Again, this ‘proof’ of the fallacy being false seems problematic, in the following way. If someone gives you one of these three 50% CIs, and you know nothing else, then you might (although the authors wouldn’t!) state that your interval has a 50% probability (in the long run sense) of containing the truth, and I think this is correct. Now suppose someone then explains to you that because of the structure of the problem and the data observed, it is in fact possible to logically deduce that the true value of the parameter is guaranteed to be included in your 50% CI. In this case, it would be ridiculous to just report the 50% CI, rather than reporting that in fact we can deduce the true value of the parameter. Nonetheless, in my view this does not invalidate the 50% probability statement that was made before this clever person came along and explained to you that you could in fact deduce the true value of the parameter here. Here, basing inferences on the likelihood function or a Bayesian analysis one would be able to conclude with certainty the value of , while the researcher only using one of the three aforementioned CIs would not. In this example, and no doubt others, this shows that frequentist methods can be sub-optimal as a method of inference, and I would entirely agree with that conclusion. However, for me this does not render the ‘fundamental fallacy’ false.

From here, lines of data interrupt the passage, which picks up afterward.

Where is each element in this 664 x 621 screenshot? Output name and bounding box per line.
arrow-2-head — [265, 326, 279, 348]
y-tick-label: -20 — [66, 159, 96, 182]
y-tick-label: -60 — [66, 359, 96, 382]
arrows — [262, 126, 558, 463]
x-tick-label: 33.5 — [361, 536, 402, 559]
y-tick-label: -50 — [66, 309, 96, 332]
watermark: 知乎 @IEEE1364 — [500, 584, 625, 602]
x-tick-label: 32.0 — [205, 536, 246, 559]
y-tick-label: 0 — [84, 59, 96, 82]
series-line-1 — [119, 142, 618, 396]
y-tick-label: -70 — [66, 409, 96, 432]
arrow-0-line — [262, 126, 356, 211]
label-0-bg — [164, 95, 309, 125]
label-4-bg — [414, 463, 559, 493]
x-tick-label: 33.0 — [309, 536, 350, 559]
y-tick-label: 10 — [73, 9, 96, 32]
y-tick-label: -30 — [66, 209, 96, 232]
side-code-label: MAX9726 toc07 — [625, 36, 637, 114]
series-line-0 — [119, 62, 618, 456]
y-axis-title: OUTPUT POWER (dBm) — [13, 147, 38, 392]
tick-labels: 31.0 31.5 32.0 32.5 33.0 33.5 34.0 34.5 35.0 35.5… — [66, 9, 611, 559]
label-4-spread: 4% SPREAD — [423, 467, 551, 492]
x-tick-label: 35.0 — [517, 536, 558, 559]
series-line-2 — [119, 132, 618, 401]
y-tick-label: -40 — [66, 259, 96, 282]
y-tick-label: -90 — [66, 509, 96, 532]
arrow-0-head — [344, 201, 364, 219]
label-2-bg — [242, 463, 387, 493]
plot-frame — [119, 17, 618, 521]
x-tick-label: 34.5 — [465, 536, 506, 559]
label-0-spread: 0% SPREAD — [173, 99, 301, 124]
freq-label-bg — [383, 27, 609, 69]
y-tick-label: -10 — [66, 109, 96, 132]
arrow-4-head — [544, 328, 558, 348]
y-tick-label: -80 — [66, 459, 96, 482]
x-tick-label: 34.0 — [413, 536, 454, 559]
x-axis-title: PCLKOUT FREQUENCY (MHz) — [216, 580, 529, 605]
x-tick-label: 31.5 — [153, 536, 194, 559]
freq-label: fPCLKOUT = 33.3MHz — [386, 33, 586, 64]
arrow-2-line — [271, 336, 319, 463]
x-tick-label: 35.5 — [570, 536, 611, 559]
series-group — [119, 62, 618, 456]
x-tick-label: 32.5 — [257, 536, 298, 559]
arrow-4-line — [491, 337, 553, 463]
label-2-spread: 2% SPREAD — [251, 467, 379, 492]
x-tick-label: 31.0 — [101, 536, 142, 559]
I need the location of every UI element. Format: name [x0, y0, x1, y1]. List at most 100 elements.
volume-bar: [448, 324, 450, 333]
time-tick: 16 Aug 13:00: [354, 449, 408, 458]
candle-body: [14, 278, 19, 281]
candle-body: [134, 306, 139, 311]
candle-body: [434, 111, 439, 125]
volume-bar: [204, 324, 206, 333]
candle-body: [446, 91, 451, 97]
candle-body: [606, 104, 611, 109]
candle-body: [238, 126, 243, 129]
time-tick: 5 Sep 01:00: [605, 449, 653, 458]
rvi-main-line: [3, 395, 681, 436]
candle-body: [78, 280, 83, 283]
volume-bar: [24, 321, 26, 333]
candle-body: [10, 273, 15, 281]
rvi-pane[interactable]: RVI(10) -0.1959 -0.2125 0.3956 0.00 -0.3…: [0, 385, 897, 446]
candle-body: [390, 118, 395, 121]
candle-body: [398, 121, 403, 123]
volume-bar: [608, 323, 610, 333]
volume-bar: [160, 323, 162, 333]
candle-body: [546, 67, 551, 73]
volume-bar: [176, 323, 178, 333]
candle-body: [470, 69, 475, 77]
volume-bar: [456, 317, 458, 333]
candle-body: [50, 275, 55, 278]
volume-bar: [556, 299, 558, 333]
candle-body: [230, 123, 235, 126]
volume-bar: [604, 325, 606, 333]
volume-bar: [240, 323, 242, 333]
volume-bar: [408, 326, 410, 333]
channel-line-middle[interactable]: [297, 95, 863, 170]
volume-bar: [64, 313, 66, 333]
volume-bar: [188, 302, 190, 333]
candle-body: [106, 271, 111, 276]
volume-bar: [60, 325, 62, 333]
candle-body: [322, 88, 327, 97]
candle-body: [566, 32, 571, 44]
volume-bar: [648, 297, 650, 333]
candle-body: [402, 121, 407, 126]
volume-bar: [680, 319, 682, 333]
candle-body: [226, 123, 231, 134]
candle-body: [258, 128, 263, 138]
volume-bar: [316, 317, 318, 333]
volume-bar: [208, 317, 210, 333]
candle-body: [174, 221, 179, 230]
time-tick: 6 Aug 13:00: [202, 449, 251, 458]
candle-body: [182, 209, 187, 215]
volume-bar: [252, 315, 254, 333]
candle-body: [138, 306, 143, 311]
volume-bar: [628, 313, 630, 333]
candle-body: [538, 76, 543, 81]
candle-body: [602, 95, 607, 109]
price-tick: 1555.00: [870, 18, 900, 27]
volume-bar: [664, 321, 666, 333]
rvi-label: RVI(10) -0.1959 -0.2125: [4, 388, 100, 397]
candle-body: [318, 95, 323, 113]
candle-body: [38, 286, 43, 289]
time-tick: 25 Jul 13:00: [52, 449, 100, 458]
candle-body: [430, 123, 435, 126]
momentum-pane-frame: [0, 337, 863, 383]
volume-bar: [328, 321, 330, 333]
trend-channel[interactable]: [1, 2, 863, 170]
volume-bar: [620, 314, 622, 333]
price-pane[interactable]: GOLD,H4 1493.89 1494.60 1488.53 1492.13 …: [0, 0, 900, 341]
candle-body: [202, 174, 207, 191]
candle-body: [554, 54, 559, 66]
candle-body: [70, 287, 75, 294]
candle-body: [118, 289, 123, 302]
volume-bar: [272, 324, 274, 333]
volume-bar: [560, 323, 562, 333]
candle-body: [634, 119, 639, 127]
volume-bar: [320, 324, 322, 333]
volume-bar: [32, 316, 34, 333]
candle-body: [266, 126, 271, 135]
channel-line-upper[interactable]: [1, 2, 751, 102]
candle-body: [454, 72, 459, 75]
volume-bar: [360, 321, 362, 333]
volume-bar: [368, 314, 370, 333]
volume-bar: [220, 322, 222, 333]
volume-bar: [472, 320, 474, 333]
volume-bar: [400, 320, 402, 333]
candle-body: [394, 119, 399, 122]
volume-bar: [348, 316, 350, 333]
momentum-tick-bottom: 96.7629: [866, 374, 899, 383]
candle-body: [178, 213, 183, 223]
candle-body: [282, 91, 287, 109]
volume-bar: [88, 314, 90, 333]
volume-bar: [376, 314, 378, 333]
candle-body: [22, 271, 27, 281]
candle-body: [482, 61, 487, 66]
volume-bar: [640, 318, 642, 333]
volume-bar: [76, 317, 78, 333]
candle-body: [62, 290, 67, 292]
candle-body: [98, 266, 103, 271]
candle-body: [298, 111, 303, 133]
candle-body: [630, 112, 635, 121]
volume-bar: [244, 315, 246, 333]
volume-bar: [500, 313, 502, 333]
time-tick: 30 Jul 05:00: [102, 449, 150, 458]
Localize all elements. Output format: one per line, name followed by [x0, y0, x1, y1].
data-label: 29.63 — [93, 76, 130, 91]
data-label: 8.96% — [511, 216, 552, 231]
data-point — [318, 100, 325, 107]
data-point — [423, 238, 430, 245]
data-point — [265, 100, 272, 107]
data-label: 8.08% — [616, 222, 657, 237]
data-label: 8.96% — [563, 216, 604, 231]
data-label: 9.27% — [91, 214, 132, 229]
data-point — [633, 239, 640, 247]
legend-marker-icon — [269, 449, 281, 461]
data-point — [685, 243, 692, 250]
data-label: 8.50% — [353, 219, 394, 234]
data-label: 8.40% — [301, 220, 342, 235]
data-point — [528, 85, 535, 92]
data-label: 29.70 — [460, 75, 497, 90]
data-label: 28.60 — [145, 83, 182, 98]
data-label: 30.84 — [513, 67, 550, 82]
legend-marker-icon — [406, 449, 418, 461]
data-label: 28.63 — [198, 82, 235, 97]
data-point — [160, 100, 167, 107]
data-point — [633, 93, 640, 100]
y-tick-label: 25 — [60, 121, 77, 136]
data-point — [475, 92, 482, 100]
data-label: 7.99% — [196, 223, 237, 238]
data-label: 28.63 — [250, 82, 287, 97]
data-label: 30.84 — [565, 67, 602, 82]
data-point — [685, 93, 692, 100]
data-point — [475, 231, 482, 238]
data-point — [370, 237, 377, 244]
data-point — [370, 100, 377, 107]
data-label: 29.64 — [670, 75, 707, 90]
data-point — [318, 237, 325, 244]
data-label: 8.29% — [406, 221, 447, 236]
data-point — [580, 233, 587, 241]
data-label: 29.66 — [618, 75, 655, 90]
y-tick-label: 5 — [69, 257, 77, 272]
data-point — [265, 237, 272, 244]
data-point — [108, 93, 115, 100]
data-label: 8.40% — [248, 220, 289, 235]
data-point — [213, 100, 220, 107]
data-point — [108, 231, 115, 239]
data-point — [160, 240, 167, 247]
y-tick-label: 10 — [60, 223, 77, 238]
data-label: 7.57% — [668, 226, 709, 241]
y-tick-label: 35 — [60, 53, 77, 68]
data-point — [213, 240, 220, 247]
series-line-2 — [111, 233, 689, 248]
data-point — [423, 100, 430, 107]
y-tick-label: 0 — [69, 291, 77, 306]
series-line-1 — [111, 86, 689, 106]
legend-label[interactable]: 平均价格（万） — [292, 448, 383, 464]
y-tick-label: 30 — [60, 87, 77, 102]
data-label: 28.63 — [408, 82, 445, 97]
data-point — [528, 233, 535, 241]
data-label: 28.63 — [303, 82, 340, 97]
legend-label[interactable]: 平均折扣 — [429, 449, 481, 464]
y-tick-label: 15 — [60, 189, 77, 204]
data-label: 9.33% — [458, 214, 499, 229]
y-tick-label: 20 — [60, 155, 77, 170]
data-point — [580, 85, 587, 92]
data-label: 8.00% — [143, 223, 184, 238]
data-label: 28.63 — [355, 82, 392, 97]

On giving up confidence intervals and instead being a Bayesian
The paper concludes by arguing that giving up CIs is highly advisable, in that we do not lose much, but would gain a lot by using Bayesian inference. I think I agree that one does again a lot by being a Bayesian. However, in practice it is arguably not as simple to be a Bayesian as the authors seem to imply. The difficulty of course is that to perform a Bayesian analysis we must in addition to the model specify priors for the parameters, which is sometimes easier said than done. That is not to say that specifying priors is impossible or always difficult, but simply that prior specification is not a piece of cake, and sometimes (small datasets or not much information about parameters) materially affects posterior inferences. Moreover, while for simple models it may be relatively straightforward to think about what is reasonable to specify as a prior, for more complex models it seems to me to become much more problematic. For example, in a complex model of longitudinal data, using random effects to model trajectories with cubic splines, what would be my prior about the variances of the random effects and their correlations? I’m really not sure!